The Russian Alliance (Rusų aljansas, Русский альянс) was a Lithuanian political party founded in 2002 which represented the interests of Russians in Lithuania and was based in the Klaipėda region, in western Lithuania. The party's chairperson during its existence was Tamara Lochankina, but its de facto leader was Member of the Seimas Irina Rozova.

The party was disbanded in 2022 and was de-registered by the Central Election Commission in 2024.

==History==

The Russian Alliance was founded from the Klaipėda section of the Lithuanian Citizens' Alliance in 2002, but it also included members from other political parties, and the party's chairwoman Tamara Lochankina was elected to the Klaipėda City Council on the list of the Lithuanian Russian Union.

In the 2002 and 2007 local elections, the party won three mandates in Klaipėda City Municipality. Its member Irina Rozova participated in the 2004 Lithuanian parliamentary election on the list of the Peasants and New Democratic Party Union (later the Lithuanian Farmers and Greens Union).

In the 2011 local elections, the party formed joint election lists with the Electoral Action of Poles in Lithuania in several municipalities. It increased its number of mandates in municipal councils to 7 during the election. Since then, the two parties have cooperated.

The party had a Member of the Seimas, Irina Rozova, from 2006 to 2008, and from 2012 to 2020, when she was elected on the Polish Electoral Action list.

In 2016, after changes to electoral law raised the minimum number of members for an active party from 1000 to 2000 and the Russian Alliance was threatened with liquidation, it was kept afloat through efforts by the Polish Electoral Action. An LRT investigation confirmed that their party structures recruited several hundred new members to the Russian Alliance in the Polish-majority municipalities of Šalčininkai and the Vilnius district, many of whom were unaware of their membership.
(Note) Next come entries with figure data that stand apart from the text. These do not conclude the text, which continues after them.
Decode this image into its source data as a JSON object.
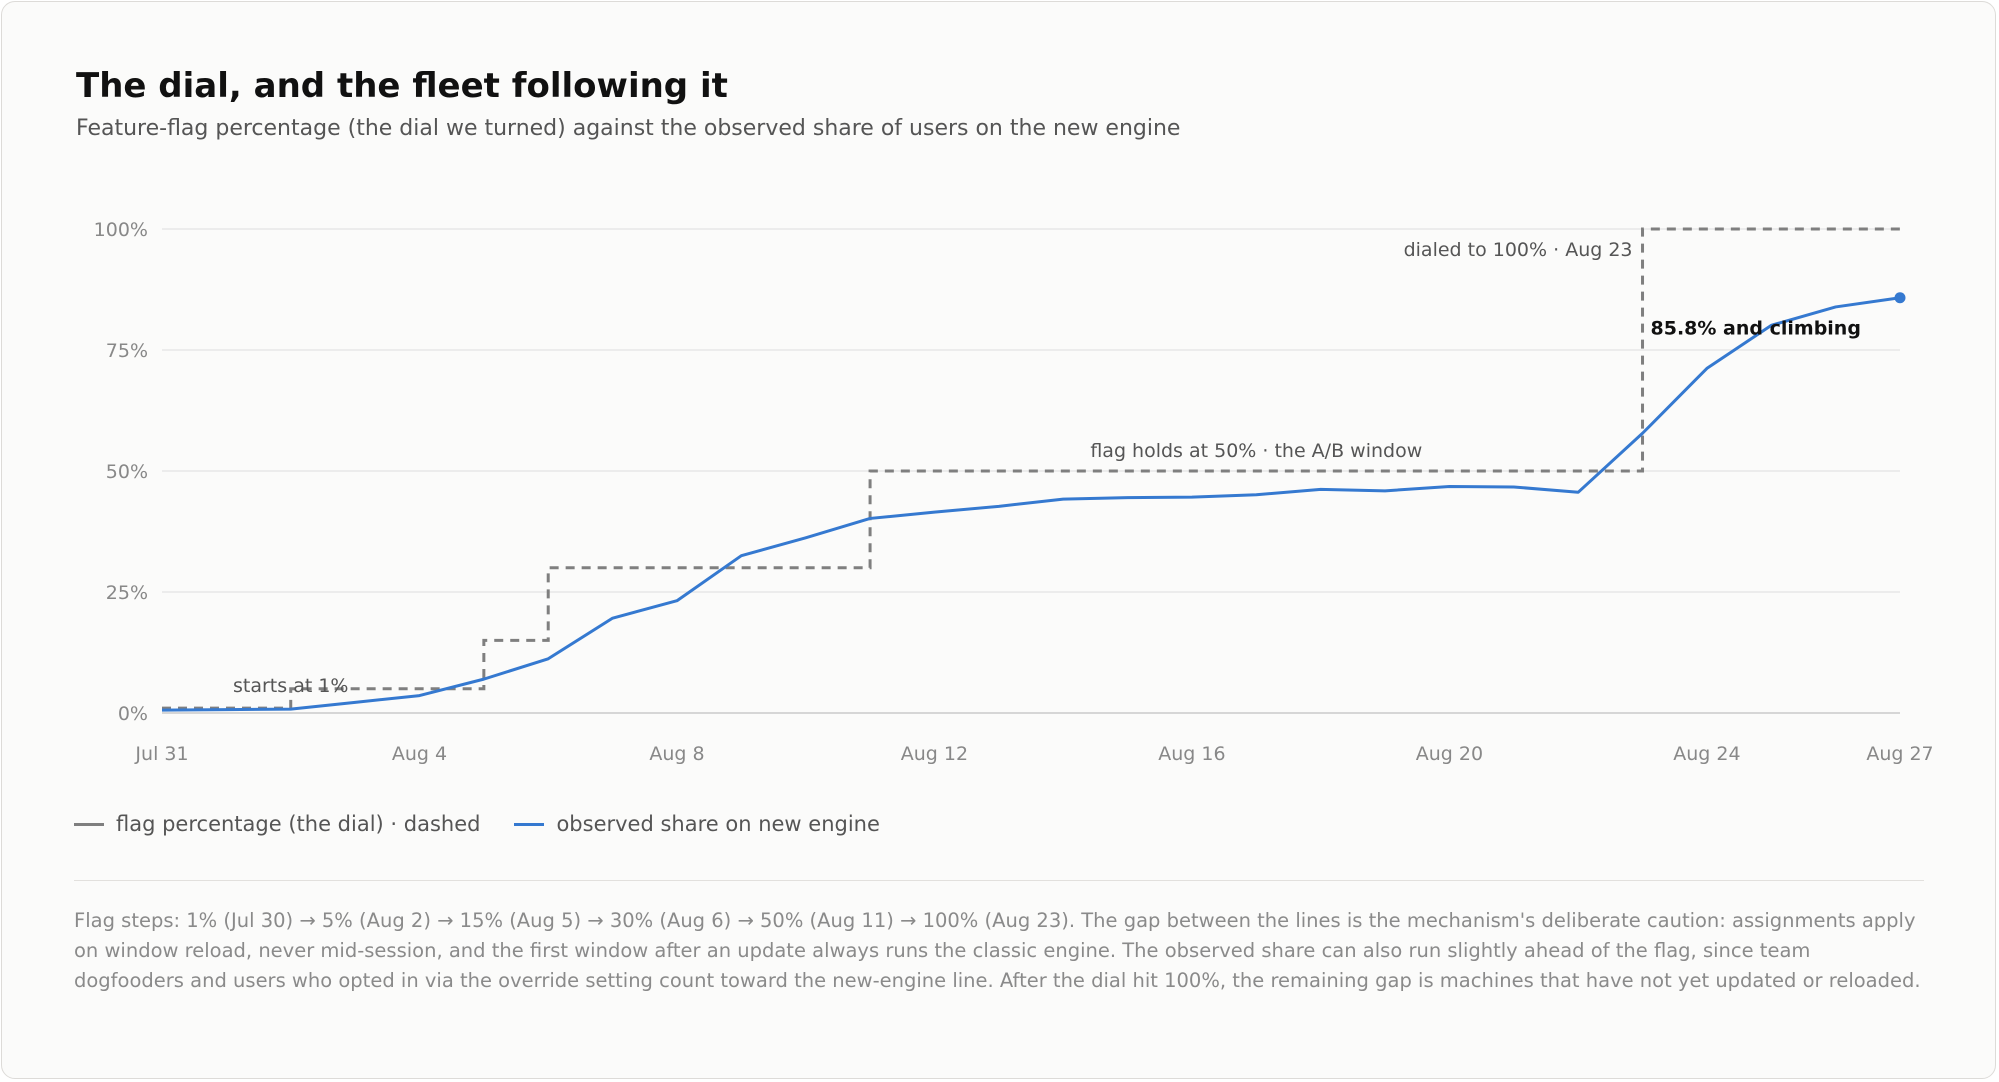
{
  "title": "The dial, and the fleet following it",
  "subtitle": "Feature-flag percentage (the dial we turned) against the observed share of users on the new engine",
  "legend": {
    "flag_label": "flag percentage (the dial) · dashed",
    "observed_label": "observed share on new engine"
  },
  "footnote": "Flag steps: 1% (Jul 30) → 5% (Aug 2) → 15% (Aug 5) → 30% (Aug 6) → 50% (Aug 11) → 100% (Aug 23). The gap between the lines is the mechanism's deliberate caution: assignments apply on window reload, never mid-session, and the first window after an update always runs the classic engine. The observed share can also run slightly ahead of the flag, since team dogfooders and users who opted in via the override setting count toward the new-engine line. After the dial hit 100%, the remaining gap is machines that have not yet updated or reloaded.",
  "colors": {
    "flag": "#7f7f7f",
    "observed": "#3579d0",
    "grid": "#e3e3e3",
    "axis_text": "#888888"
  },
  "chart_data": {
    "type": "line",
    "x_ticks": [
      "Jul 31",
      "Aug 4",
      "Aug 8",
      "Aug 12",
      "Aug 16",
      "Aug 20",
      "Aug 24",
      "Aug 27"
    ],
    "y_ticks": [
      "0%",
      "25%",
      "50%",
      "75%",
      "100%"
    ],
    "ylim": [
      0,
      100
    ],
    "xlim": [
      "Jul 31",
      "Aug 27"
    ],
    "grid": true,
    "series": [
      {
        "name": "flag percentage (the dial)",
        "style": "dashed-step",
        "points": [
          {
            "x": "Jul 31",
            "y": 1
          },
          {
            "x": "Aug 2",
            "y": 5
          },
          {
            "x": "Aug 5",
            "y": 15
          },
          {
            "x": "Aug 6",
            "y": 30
          },
          {
            "x": "Aug 11",
            "y": 50
          },
          {
            "x": "Aug 23",
            "y": 100
          },
          {
            "x": "Aug 27",
            "y": 100
          }
        ]
      },
      {
        "name": "observed share on new engine",
        "style": "solid",
        "points": [
          {
            "x": "Jul 31",
            "y": 0.6
          },
          {
            "x": "Aug 1",
            "y": 0.7
          },
          {
            "x": "Aug 2",
            "y": 0.8
          },
          {
            "x": "Aug 3",
            "y": 2.2
          },
          {
            "x": "Aug 4",
            "y": 3.6
          },
          {
            "x": "Aug 5",
            "y": 7.0
          },
          {
            "x": "Aug 6",
            "y": 11.2
          },
          {
            "x": "Aug 7",
            "y": 19.6
          },
          {
            "x": "Aug 8",
            "y": 23.2
          },
          {
            "x": "Aug 9",
            "y": 32.5
          },
          {
            "x": "Aug 10",
            "y": 36.2
          },
          {
            "x": "Aug 11",
            "y": 40.2
          },
          {
            "x": "Aug 12",
            "y": 41.5
          },
          {
            "x": "Aug 13",
            "y": 42.7
          },
          {
            "x": "Aug 14",
            "y": 44.2
          },
          {
            "x": "Aug 15",
            "y": 44.5
          },
          {
            "x": "Aug 16",
            "y": 44.6
          },
          {
            "x": "Aug 17",
            "y": 45.1
          },
          {
            "x": "Aug 18",
            "y": 46.2
          },
          {
            "x": "Aug 19",
            "y": 45.9
          },
          {
            "x": "Aug 20",
            "y": 46.8
          },
          {
            "x": "Aug 21",
            "y": 46.7
          },
          {
            "x": "Aug 22",
            "y": 45.6
          },
          {
            "x": "Aug 23",
            "y": 57.8
          },
          {
            "x": "Aug 24",
            "y": 71.2
          },
          {
            "x": "Aug 25",
            "y": 80.1
          },
          {
            "x": "Aug 26",
            "y": 83.9
          },
          {
            "x": "Aug 27",
            "y": 85.8
          }
        ]
      }
    ],
    "annotations": [
      {
        "text": "starts at 1%",
        "x": "Aug 2",
        "y": 1,
        "anchor": "middle",
        "bold": false
      },
      {
        "text": "flag holds at 50% · the A/B window",
        "x": "Aug 17",
        "y": 50,
        "anchor": "middle",
        "bold": false
      },
      {
        "text": "dialed to 100% · Aug 23",
        "x": "Aug 23",
        "y": 100,
        "anchor": "end",
        "bold": false
      },
      {
        "text": "85.8% and climbing",
        "x": "Aug 23",
        "y": 85.8,
        "anchor": "start",
        "bold": true
      }
    ]
  }
}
After Lochankina's retirement, Rozova's death, and the Russian invasion of Ukraine in 2022, the Russian Alliance ceased functioning and was disbanded.

==Ideology==

The Russian Alliance presented itself as a party for Russians and other national minorities in Lithuania, seeking to defend their interests and fight for social justice. It did not oppose Lithuania's membership in the European Union, but supported better relations with the Commonwealth of Independent States. However, some candidates of the party in Seimas elections, such as Rafael Muksinov, opposed Lithuania's membership in NATO and the European Union.

==Controversy==

During its existence, the Russian Alliance was suspected to be a possible fifth column connected to the espionage services of Russia. After the 2015 local elections in Klaipėda City Municipality, councillors from the group "Puteikis Plus" put on face masks, protesting the Russian Alliance's inclusion in the governing coalition of the council, and the group's chairperson Nina Puteikienė claimed that the party is "unreliable and even hostile to the Republic of Lithuania".

It chose to not participate in the impeachment of Vyacheslav Titov, a Klaipėda city councilman who was charged for grossly disparaging the reputation of Lithuanian Forest Brothers and dismissing the extent of Soviet period atrocities against the Lithuanian nation, claiming that it would divide the Russian community.

Among its members and candidates to the Seimas were Romualda Poshevskaya and Dmitry Ikonokov, former journalists in the Russian state-controlled TV channel First Baltic channel, and former member of the Socialist People's Front and opponent of Lithuania's membership in NATO and the European Union Rafael Muksinov. The party's alliance with the Polish Electoral Action solicited protest from the government of Poland.

The party's primary Seimas representative's Irina Rozova's ties with Russian diplomats were the subject of an investigation by the Seimas Committee on National Security and Defence in 2019.